Di Marco Pasquini
Ah La Chianina
! No tranquilli, non sto parlando della bistecca più famosa al mondo, ma di una manifestazione dedicata alle biciclette d’epoca, che rivive ogni anno nella meravigliosa Val di Chiana, e in queste righe vorrei raccontarvi di un sogno, perché i sogni a volte ci aiutano a vivere meglio e se poi proviamo a condividerli con un sorriso, magari potrebbe capitare che si avverino , e crederci non costa nulla, ed ora calma…. andiamo con ordine.

Quel 19 giugno nella piazza di Cortona

La Chianina l’ho vissuta per la prima volta nel 2016 e devo ammettere di essere rimasto letteralmente affascinato da quei luoghi incantevoli e da quella gente straordinariamente accogliente e gioviale.

Il cuore della Chianina è Marciano, l’anima de La Chianina sono quelle persone che hanno trasformato una terra paludosa e malsana, in un paradiso fertile e rigoglioso, insomma sono persone speciali.
Da Marciano della Chiana, in quel giorno di metà giugno si partiva tutti insieme alla volta di Cortona, una cittadina arroccata sulla collina, si proprio quella collina a cui il paroliere Franco Migliacci dedicò la canzone “Che sarà” cantata poi dai Ricchi e Poveri e da Josè Feliciano….il famoso “paese mio che stai sulla collina” appunto.

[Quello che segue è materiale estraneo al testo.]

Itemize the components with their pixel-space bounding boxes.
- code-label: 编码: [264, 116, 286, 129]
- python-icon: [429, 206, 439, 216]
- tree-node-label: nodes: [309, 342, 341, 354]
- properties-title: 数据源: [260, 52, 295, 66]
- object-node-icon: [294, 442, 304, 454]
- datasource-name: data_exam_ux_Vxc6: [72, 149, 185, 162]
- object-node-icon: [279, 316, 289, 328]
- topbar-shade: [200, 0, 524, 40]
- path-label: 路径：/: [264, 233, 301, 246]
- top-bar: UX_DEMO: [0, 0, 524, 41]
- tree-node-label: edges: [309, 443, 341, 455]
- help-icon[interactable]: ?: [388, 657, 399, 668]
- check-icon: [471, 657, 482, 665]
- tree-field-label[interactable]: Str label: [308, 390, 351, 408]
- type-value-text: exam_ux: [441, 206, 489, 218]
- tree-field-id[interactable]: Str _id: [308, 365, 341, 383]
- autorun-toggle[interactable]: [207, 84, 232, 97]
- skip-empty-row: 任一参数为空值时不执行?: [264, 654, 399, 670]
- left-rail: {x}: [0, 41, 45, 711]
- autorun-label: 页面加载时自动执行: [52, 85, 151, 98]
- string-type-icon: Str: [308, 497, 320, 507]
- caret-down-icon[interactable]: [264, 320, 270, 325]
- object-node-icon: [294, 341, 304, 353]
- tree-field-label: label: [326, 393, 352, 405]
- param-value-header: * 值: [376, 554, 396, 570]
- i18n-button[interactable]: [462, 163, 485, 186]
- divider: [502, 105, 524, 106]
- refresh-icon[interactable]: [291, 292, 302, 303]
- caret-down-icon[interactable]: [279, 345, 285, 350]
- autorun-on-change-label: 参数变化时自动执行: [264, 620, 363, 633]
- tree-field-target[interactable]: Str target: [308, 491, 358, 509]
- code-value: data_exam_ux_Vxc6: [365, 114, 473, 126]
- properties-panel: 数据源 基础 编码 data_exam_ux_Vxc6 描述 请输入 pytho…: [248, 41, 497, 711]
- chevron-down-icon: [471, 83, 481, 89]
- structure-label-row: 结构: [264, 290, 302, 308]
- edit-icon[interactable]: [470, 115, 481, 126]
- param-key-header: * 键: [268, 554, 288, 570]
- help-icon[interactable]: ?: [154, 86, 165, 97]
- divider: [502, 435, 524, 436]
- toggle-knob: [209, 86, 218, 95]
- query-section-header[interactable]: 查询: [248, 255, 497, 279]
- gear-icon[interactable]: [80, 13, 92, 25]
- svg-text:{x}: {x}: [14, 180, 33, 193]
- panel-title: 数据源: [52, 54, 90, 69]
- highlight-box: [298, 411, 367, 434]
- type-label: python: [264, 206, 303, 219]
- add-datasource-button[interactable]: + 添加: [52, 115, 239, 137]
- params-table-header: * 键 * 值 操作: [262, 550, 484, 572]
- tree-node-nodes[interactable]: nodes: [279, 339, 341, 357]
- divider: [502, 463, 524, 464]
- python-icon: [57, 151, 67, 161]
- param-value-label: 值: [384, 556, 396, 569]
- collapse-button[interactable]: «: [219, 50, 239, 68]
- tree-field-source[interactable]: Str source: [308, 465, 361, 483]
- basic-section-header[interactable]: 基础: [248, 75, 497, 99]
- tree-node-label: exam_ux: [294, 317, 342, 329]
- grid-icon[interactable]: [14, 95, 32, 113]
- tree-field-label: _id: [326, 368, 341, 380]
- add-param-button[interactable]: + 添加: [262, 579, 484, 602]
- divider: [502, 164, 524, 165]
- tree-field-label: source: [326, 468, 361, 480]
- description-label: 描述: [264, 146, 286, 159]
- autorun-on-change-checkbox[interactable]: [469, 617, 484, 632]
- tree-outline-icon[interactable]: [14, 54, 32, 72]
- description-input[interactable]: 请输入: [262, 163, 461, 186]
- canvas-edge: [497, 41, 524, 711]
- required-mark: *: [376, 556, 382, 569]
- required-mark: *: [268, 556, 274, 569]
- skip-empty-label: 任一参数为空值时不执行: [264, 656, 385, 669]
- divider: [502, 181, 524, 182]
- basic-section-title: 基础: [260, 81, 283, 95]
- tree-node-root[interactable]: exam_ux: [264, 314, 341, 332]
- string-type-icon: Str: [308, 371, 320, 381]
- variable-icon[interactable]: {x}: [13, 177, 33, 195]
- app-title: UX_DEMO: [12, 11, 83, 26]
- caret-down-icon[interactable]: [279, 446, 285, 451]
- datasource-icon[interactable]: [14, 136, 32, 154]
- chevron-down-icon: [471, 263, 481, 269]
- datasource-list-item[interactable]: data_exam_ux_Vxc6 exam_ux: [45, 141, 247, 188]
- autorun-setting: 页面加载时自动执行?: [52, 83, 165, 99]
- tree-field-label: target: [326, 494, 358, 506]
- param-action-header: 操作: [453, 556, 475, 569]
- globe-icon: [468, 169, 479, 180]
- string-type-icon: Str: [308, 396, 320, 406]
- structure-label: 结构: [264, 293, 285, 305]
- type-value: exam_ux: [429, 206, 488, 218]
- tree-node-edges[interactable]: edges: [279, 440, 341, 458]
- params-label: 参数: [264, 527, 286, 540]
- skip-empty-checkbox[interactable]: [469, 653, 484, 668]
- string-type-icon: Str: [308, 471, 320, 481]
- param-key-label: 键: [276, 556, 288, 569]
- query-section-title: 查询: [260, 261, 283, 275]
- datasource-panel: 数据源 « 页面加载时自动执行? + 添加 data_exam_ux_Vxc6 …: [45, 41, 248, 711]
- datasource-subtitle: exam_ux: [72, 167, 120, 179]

Il sogno accennato, nasce proprio pedalando verso quella dolce ascesa che porta al centro storico, e così salendo, non ho potuto fare a meno di immaginare quante volte Lorenzo Jovanotti, risaputo ciclista ed indigeno cortonese D.O.C.G. l’avesse pedalata quella salita.
Da lì, l’idea di trasformare il sogno in un racconto, e di far scendere in piazza il Jovanotti musicista per festeggiare con gli amici eroici sotto gli occhi gioiosi dei Chianini.

Questo racconto vuol essere un mio personale omaggio agli amici de La Chianina.

 

 

Jovanotti, abitante di Cortona.

In questa giornata di metà giugno Jovanotti ha lasciato per un momento i suoi strumenti, le sue caleidoscopiche musiche, si è affacciato alla finestra aperta sulla via del borgo vecchio e vede passare le vecchie bici.

Lui ama la bici. Di recente ha comprato una specialissima e ogni volta che ha un

po’ di tempo si dedica al ciclismo. Ha viaggiato tanto in giro per il mondo con

lei, è la sua compagna fedele. Il viaggio in Medio Oriente, quello in Sub

America; quanti ricordi, e ancora quello che verrà prima di tornare a New York.

La bellezza della bicicletta, ma anche qualche dolore, come il braccio rotto

poco prima di partire per il tour. Ripensa alla bella bicicletta nera che è

apparsa insieme a lui sulla copertina di SportWeek qualche stagione fa.

In lei c’è sempre, come nella musica, quel battito infinito che porta ad un

sorriso.

Nel vedere queste vecchie bici, questi ciclisti di ogni età con maglie di lana,

è preso dalla voglia, dall’entusiastica partecipazione, di entrare in quel

mondo. Del resto la bicicletta è trasporto, non solo fisico, è complicità. Jovanotti non ci pensa due volte e scende in strada. Saluta e viene salutato. Stringe tra le mani la sua chitarra e improvvisa qualche pezzo al ristoro nella piazzetta dietro l’angolo.

Jovanotti, abitante di Cortona, è curioso di capire tutto delle vecchie bici che sono appoggiate in ogni dove. Il biciclo è il più appariscente, lo vorrebbe provare,ma è troppo alto per non rischiare una caduta. Non resiste però all’idea di accompagnare i ciclisti per un tratto di strada, almeno finché il percorso della Chianina, la corsa vintage, resterà su asfalto. Torna in piazza, non più con la chitarra ma con la sua bici fiammante. Non più il musicista da folle oceaniche negli stadi,
non più il vulcanico, tecnologico e sorridente intrattenitore, ma solo un ciclista.